They don’t have to answer to anyone but themselves
“You’re weird.”
“Thanks!”
What does being weird mean to you? Being different? Being quirky? Being provacative? Can you only define it relationally, as being not-normal?
Weird is a word weighed down by so many connotations it’s difficult to use with clarity. Even if we could objectively define weird, there’d be a weird scale that probably correlates directly with our own sense of confidence and weirdness. Viewed with the most positive connotation, weirdness is just another word for confidence.
Someone who is weird is confident in who they are. They defy the conventions of “normal”, of society, of convention itself, because they believe in who they are. They aren’t phased by outside pressure, always being true to themselves. And isn’t that something we all strive for?
In Why Weirdos Outperform Normals, the author points out a number of successful entrepreneurs—our contemporaries—naming their quirks.
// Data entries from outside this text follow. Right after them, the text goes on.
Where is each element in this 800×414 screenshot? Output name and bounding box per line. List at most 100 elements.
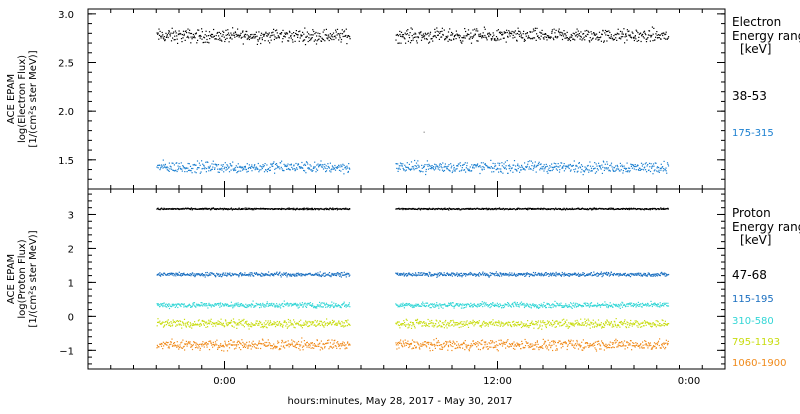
proton-series-4-point: [275, 326, 276, 327]
proton-series-2-point: [668, 274, 669, 275]
proton-series-3-point: [408, 304, 409, 305]
electron-series-2-point: [609, 165, 610, 166]
proton-series-3-point: [570, 306, 571, 307]
proton-series-3-point: [532, 304, 533, 305]
proton-series-3-point: [180, 304, 181, 305]
electron-series-1-point: [460, 40, 461, 41]
proton-series-2-point: [163, 275, 164, 276]
proton-series-4-point: [172, 325, 173, 326]
electron-series-2-point: [525, 169, 526, 170]
electron-series-2-point: [191, 168, 192, 169]
proton-series-4-point: [258, 323, 259, 324]
electron-series-1-point: [577, 29, 578, 30]
electron-series-2-point: [270, 170, 271, 171]
electron-series-2-point: [243, 169, 244, 170]
electron-series-1-point: [624, 42, 625, 43]
proton-series-2-point: [516, 274, 517, 275]
proton-series-3-point: [192, 305, 193, 306]
proton-series-3-point: [252, 304, 253, 305]
electron-series-1-point: [500, 39, 501, 40]
electron-series-2-point: [212, 167, 213, 168]
electron-series-2-point: [448, 164, 449, 165]
electron-series-2-point: [644, 167, 645, 168]
electron-series-1-point: [397, 43, 398, 44]
electron-series-2-point: [422, 168, 423, 169]
proton-series-2-point: [200, 275, 201, 276]
electron-series-2-point: [437, 166, 438, 167]
electron-series-2-point: [403, 168, 404, 169]
electron-series-2-point: [493, 171, 494, 172]
proton-series-3-point: [317, 304, 318, 305]
electron-series-1-point: [314, 41, 315, 42]
electron-series-2-point: [272, 166, 273, 167]
proton-series-3-point: [591, 302, 592, 303]
proton-series-2-point: [439, 275, 440, 276]
proton-series-2-point: [540, 275, 541, 276]
proton-series-3-point: [413, 306, 414, 307]
proton-series-3-point: [344, 302, 345, 303]
electron-series-2-point: [450, 170, 451, 171]
electron-series-2-point: [595, 173, 596, 174]
proton-series-3-point: [450, 302, 451, 303]
electron-series-1-point: [209, 31, 210, 32]
proton-series-2-point: [419, 275, 420, 276]
electron-series-1-point: [659, 37, 660, 38]
electron-series-1-point: [337, 29, 338, 30]
proton-series-2-point: [334, 273, 335, 274]
proton-series-4-point: [202, 321, 203, 322]
electron-series-2-point: [265, 163, 266, 164]
proton-series-3-point: [565, 305, 566, 306]
electron-series-1-point: [572, 35, 573, 36]
electron-series-2-point: [229, 167, 230, 168]
electron-series-2-point: [582, 166, 583, 167]
electron-series-2-point: [200, 173, 201, 174]
proton-series-4-point: [184, 319, 185, 320]
proton-series-3-point: [489, 307, 490, 308]
electron-series-1-point: [223, 32, 224, 33]
electron-series-2-point: [190, 166, 191, 167]
electron-series-1-point: [573, 33, 574, 34]
proton-series-2-point: [644, 275, 645, 276]
electron-series-1-point: [441, 31, 442, 32]
proton-series-3-point: [407, 305, 408, 306]
electron-series-2-point: [559, 169, 560, 170]
electron-series-1-point: [591, 33, 592, 34]
electron-series-1-point: [271, 40, 272, 41]
proton-series-3-point: [324, 303, 325, 304]
proton-series-2-point: [408, 272, 409, 273]
electron-series-2-point: [510, 170, 511, 171]
electron-series-1-point: [662, 35, 663, 36]
proton-series-2-point: [244, 272, 245, 273]
electron-series-2-point: [236, 165, 237, 166]
electron-series-1-point: [542, 30, 543, 31]
electron-series-1-point: [490, 34, 491, 35]
proton-series-3-point: [412, 307, 413, 308]
electron-series-2-point: [591, 168, 592, 169]
electron-series-2-point: [619, 170, 620, 171]
electron-series-1-point: [198, 30, 199, 31]
electron-series-2-point: [517, 164, 518, 165]
electron-series-1-point: [296, 30, 297, 31]
electron-series-2-point: [469, 170, 470, 171]
proton-series-3-point: [220, 304, 221, 305]
electron-series-2-point: [419, 166, 420, 167]
electron-series-1-point: [644, 37, 645, 38]
electron-series-2-point: [608, 167, 609, 168]
electron-series-1-point: [665, 34, 666, 35]
proton-series-3-point: [463, 308, 464, 309]
proton-series-2-point: [240, 272, 241, 273]
electron-series-1-point: [411, 27, 412, 28]
electron-series-1-point: [452, 34, 453, 35]
proton-series-3-point: [245, 304, 246, 305]
electron-series-1-point: [645, 33, 646, 34]
proton-series-3-point: [648, 304, 649, 305]
electron-series-2-point: [497, 163, 498, 164]
electron-series-2-point: [329, 167, 330, 168]
proton-series-3-point: [276, 303, 277, 304]
electron-series-2-point: [574, 171, 575, 172]
electron-series-2-point: [570, 164, 571, 165]
proton-series-3-point: [453, 302, 454, 303]
electron-series-1-point: [339, 34, 340, 35]
electron-series-2-point: [409, 164, 410, 165]
proton-series-2-point: [181, 275, 182, 276]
They fanatically watch football, eat Fritos, annoy people, try different things, fail, succeed, and are honest … sounds a lot like confidence, right?
We’ve already talked about how doing weird things can make you more creative—here’s a snippet: “Surprise someone. Surprise yourself. Do things that you wouldn’t normally do; that no one “normal” does. Don’t hurt anyone and don’t hurt yourself, but step outside of your patterns for the sake of art.” But what about simply BEING weird?
What if you were to embrace your weirdness—that is, who you are, without caving to any societal pressure? Not foregoing social norms, which can be positive, healthy constructions, but simply stepping outside of the patterns. Stepping outside social patterns, outside your patterns, outside of fear and into the light of your own power.
It might look a little weird in that light.